Replace spongy bone with compact bone.
Eventually, the internal and external calli unite, compact bone replaces spongy bone at the outer margins of the fracture, and healing is complete. A slight swelling may remain on the outer surface of the bone, but quite often, over time that region undergoes remodeling, and no external evidence of the fracture remains.

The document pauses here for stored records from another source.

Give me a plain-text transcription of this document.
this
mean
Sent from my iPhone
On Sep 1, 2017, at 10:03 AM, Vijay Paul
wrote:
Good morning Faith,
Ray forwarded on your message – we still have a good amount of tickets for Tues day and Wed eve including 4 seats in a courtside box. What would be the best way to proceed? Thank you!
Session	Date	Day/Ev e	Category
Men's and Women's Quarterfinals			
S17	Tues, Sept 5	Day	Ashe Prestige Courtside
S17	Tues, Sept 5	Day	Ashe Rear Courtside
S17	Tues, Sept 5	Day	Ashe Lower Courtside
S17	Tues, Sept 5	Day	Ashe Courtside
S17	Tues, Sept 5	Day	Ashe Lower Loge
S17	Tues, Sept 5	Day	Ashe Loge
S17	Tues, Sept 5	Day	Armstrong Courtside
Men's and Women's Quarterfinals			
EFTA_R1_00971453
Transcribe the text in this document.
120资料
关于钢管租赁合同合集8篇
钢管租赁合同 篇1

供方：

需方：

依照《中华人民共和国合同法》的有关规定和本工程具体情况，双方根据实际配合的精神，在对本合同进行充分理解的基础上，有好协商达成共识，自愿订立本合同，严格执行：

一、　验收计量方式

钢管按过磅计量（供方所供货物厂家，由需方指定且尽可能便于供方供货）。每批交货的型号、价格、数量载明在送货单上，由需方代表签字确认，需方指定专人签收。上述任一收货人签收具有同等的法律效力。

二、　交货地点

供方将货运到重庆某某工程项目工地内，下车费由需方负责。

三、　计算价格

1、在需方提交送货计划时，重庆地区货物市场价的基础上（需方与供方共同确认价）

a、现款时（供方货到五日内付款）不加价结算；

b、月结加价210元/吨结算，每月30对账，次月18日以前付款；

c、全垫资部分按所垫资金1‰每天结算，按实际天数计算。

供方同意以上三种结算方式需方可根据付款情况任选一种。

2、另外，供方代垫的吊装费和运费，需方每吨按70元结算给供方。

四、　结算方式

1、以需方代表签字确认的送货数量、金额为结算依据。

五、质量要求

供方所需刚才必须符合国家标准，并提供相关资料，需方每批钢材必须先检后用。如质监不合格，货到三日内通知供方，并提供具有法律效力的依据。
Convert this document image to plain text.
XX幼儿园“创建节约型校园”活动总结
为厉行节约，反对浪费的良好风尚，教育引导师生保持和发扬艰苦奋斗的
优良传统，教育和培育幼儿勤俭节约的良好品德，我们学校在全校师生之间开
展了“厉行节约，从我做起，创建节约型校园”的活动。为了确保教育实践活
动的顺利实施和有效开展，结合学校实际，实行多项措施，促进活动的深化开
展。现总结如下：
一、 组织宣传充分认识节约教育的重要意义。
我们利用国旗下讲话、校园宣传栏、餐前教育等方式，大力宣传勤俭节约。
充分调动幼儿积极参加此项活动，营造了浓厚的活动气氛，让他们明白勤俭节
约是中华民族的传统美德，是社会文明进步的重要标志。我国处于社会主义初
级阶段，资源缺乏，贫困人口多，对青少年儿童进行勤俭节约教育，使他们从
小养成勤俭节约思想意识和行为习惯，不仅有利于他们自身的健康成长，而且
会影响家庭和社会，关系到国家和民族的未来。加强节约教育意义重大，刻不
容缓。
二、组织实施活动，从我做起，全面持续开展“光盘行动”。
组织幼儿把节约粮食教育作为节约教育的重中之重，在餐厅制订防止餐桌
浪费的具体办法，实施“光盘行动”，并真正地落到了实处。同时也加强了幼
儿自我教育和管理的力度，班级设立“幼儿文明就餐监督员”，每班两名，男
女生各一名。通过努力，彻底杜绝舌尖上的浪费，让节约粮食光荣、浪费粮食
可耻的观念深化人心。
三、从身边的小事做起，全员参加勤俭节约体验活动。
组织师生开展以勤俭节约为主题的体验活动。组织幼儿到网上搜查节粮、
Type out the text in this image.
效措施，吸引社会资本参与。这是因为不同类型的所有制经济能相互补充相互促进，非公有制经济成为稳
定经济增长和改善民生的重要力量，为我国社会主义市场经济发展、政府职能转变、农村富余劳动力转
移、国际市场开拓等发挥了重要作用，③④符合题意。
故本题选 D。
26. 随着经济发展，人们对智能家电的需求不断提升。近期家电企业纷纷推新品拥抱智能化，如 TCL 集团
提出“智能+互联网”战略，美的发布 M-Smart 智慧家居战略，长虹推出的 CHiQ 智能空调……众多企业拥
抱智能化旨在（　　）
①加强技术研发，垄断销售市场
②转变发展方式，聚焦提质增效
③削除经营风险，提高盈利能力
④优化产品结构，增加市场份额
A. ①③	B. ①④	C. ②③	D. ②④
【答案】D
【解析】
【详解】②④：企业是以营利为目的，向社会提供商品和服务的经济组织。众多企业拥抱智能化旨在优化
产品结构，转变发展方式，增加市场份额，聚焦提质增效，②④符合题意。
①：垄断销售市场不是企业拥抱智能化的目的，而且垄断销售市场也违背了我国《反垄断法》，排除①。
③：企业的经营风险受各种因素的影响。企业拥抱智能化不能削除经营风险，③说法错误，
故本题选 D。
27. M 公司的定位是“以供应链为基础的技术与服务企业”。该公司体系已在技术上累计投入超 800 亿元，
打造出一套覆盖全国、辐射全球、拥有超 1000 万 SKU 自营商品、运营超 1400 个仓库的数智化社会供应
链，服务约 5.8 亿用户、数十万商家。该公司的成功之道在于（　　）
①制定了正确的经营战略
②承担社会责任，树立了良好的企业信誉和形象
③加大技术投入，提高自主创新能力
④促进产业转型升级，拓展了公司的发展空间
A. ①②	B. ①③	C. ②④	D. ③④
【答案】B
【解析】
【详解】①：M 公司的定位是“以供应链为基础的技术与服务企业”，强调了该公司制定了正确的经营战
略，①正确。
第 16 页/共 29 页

Stages in Fracture Repair—The healing of a bone fracture follows a series of progressive steps: (a) A fracture hematoma forms. (b) Internal and external calli form. (c) Cartilage of the calli is replaced by trabecular bone. (d) Remodeling occurs.
terms to know
Fracture Hematoma
A blood clot that forms at a broken bone.
Internal Callus
A temporary cartilage filling formed between two ends of a broken bone (plural, calli).
External Callus
A temporary cartilage and spongy bone filling formed around the outside of a broken bone (plural, calli).
summary
In this lesson, you learned about how bones are formed, developed, and repaired. You first explored bone formation, in which bones are initially formed as cartilage templates, and how bones are formed by either intramembranous ossification or endochondral ossification. You also learned about long bone growth, specifically the processes of lengthening of long bones and thickening of long bones. You also explored how bones undergo bone remodeling and repair. You learned about the different types of bone fractures and the steps involved in bone repair.
Terms to Know
Appositional Growth
Growth of a long bone in width.
Endochondral Ossification
The process of bone formation by replacement of hyaline cartilage.
External Callus
A temporary cartilage and spongy bone filling formed around the outside of a broken bone (plural, calli).
Fracture
A broken bone.
Fracture Hematoma
A blood clot that forms at a broken bone.
Internal Callus
A temporary cartilage filling formed between two ends of a broken bone (plural, calli).
Interstitial Growth
Growth of a long bone in length.
Intramembranous Ossification
The process of bone formation from undifferentiated connective tissue.
Modeling
The process, during bone growth, by which bone is resorbed on one surface of a bone and deposited on another.
Ossification
The process of bone formation.
Osteoid
Uncalcified bone matrix produced and secreted by osteoblasts.
Perichondrium
A membrane that covers the surface of cartilage.
Primary Ossification Center
The initial site of osteogenesis during endochondral ossification, located in the diaphysis.
Remodeling
The process, after bone growth, by which bone is resorbed and deposited on the same surface.
Secondary Ossification Center
The second site of osteogenesis during endochondral ossification, located in the future epiphyses.